Edinburgh-based Black Stag Trading – named after a beast that gored co-founder Alexander McGregor – was initially aimed at dram-lovers looking to personalise a cask for a special occasion.

But the service has also proved popular with investors looking for alternatives to stocks and shares, who are using the company as a brokerage to buy up casks and keep them in bonded warehouses owned by the distilleries.

Although casks start from around £1,000, the firm has bought up to £1 million worth at a time for wealthy investors.

The firm is primarily owned by former Robertson Group executive Stephen Brown, who brought in family friend McGregor in light of his City experience. The pair started out as the company’s only staff, but it now employs 14 people and is set to take on a further ten.

McGregor said the firm has received a flood of interest from Asia since it hired a PR firm to promote it internationally. He expects to open its first overseas office next year, probably in Hong Kong.
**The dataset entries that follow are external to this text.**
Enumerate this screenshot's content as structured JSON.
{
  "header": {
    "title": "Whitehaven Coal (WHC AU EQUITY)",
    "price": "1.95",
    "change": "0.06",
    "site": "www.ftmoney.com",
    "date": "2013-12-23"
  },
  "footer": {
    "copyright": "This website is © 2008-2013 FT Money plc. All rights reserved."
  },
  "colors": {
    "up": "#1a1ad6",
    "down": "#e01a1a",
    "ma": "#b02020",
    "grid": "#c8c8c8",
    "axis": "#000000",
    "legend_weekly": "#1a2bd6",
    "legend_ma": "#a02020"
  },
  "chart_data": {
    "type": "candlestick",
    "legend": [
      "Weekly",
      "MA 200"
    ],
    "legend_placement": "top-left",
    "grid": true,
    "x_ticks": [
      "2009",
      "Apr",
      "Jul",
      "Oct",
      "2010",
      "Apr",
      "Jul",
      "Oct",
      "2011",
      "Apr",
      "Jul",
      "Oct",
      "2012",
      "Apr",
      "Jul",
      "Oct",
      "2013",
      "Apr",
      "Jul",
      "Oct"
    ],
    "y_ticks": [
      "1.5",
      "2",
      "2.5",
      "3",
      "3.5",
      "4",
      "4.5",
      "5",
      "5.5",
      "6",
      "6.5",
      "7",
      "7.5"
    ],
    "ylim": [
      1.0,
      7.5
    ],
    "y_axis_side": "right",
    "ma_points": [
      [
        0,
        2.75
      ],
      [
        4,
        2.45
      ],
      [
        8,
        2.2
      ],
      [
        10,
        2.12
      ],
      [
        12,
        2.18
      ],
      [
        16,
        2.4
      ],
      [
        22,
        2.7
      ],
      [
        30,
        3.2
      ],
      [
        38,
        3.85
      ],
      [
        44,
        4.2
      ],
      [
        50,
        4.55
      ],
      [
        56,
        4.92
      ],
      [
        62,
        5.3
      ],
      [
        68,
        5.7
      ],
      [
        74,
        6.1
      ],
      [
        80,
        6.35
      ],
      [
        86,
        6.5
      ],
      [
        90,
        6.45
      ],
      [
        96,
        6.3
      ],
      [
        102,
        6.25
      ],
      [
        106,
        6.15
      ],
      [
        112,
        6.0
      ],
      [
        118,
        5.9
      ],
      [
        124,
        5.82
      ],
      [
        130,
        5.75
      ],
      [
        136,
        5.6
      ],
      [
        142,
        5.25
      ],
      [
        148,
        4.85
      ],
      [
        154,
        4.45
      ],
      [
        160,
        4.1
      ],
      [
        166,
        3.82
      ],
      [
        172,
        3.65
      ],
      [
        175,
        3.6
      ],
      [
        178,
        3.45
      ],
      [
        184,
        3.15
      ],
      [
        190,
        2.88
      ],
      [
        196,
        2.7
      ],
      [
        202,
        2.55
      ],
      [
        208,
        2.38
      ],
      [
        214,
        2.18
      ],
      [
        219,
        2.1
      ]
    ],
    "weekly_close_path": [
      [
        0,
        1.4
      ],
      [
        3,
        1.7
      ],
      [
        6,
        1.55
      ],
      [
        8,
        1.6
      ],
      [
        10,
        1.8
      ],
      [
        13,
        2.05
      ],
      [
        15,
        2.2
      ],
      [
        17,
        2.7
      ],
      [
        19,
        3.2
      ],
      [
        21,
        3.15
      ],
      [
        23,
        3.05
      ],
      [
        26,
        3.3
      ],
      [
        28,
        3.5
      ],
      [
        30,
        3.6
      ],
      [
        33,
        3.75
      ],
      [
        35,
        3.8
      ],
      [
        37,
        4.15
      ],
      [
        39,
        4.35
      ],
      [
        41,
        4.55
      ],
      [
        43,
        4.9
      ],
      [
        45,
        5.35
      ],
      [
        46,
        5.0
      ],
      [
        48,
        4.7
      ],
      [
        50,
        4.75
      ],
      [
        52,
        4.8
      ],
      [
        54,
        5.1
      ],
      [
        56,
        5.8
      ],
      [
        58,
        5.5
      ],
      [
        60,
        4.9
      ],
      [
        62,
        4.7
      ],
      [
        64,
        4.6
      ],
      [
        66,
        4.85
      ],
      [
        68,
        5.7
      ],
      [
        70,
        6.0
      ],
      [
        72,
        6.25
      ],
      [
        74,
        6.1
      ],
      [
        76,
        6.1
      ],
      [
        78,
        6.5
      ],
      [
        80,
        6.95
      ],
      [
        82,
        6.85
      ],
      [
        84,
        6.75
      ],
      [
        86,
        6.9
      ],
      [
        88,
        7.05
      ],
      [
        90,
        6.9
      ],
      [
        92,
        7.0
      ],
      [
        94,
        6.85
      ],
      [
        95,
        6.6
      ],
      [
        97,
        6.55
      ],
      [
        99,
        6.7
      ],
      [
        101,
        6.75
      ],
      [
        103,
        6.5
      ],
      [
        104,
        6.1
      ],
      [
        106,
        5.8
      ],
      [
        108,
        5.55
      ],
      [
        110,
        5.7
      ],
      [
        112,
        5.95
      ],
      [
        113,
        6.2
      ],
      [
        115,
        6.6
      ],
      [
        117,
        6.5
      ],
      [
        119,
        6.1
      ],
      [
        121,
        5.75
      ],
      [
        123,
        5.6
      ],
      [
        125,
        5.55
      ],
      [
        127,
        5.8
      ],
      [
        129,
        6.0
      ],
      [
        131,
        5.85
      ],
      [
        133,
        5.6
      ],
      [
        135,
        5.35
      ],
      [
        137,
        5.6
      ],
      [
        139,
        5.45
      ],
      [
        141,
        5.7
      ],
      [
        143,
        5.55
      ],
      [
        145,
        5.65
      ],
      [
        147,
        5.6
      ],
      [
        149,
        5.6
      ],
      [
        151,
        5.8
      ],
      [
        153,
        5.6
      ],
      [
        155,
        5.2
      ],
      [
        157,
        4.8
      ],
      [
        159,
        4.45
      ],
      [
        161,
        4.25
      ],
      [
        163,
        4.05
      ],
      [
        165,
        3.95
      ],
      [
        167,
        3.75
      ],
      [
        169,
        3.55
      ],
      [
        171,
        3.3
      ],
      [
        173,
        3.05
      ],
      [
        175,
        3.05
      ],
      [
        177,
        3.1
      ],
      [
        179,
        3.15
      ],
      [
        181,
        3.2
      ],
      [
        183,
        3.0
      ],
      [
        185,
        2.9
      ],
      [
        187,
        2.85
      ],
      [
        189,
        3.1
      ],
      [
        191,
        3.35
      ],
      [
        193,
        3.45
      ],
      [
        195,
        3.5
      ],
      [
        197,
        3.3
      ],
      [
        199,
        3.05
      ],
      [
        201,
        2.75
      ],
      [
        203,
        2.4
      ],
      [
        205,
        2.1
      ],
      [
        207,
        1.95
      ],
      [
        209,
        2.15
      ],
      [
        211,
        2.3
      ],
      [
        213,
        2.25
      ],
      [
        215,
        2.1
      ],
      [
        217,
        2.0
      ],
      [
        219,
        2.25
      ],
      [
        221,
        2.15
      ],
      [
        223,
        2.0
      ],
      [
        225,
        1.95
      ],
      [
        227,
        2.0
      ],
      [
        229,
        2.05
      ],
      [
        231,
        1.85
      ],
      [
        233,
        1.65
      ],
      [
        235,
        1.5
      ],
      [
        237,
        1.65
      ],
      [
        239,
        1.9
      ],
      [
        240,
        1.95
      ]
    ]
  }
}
He estimates about 70 per cent of business is with those buying as an investment.

People are also buying a cask with the intention of having the whisky served at their own funeral. “People are buying casks for funerals, weddings and anniversaries,” he said. “It’s amazing that nobody else has done this before.”

When looking for a name for the firm, McGregor was reminded of the time he shot a magnificent stag and went to retrieve it, only to find the animal still had some fight in it. His arm was torn open by its huge antlers, and his ghillie treated the wound with whisky from his hip flask.

“I must admit I had a swig as well,” recalled McGregor, who was only 19 at the time.

With so much trade being done with investors, Black Stag is being run using Financial Conduct Authority guidelines, even though it is not regulated.

The company is even looking into the possibility of offering investment advice, although it does not currently do so.

However, McGregor is confident that a cask of whisky has at least one advantage over conventional investments. “If the market goes down, you can always drink it,” he said.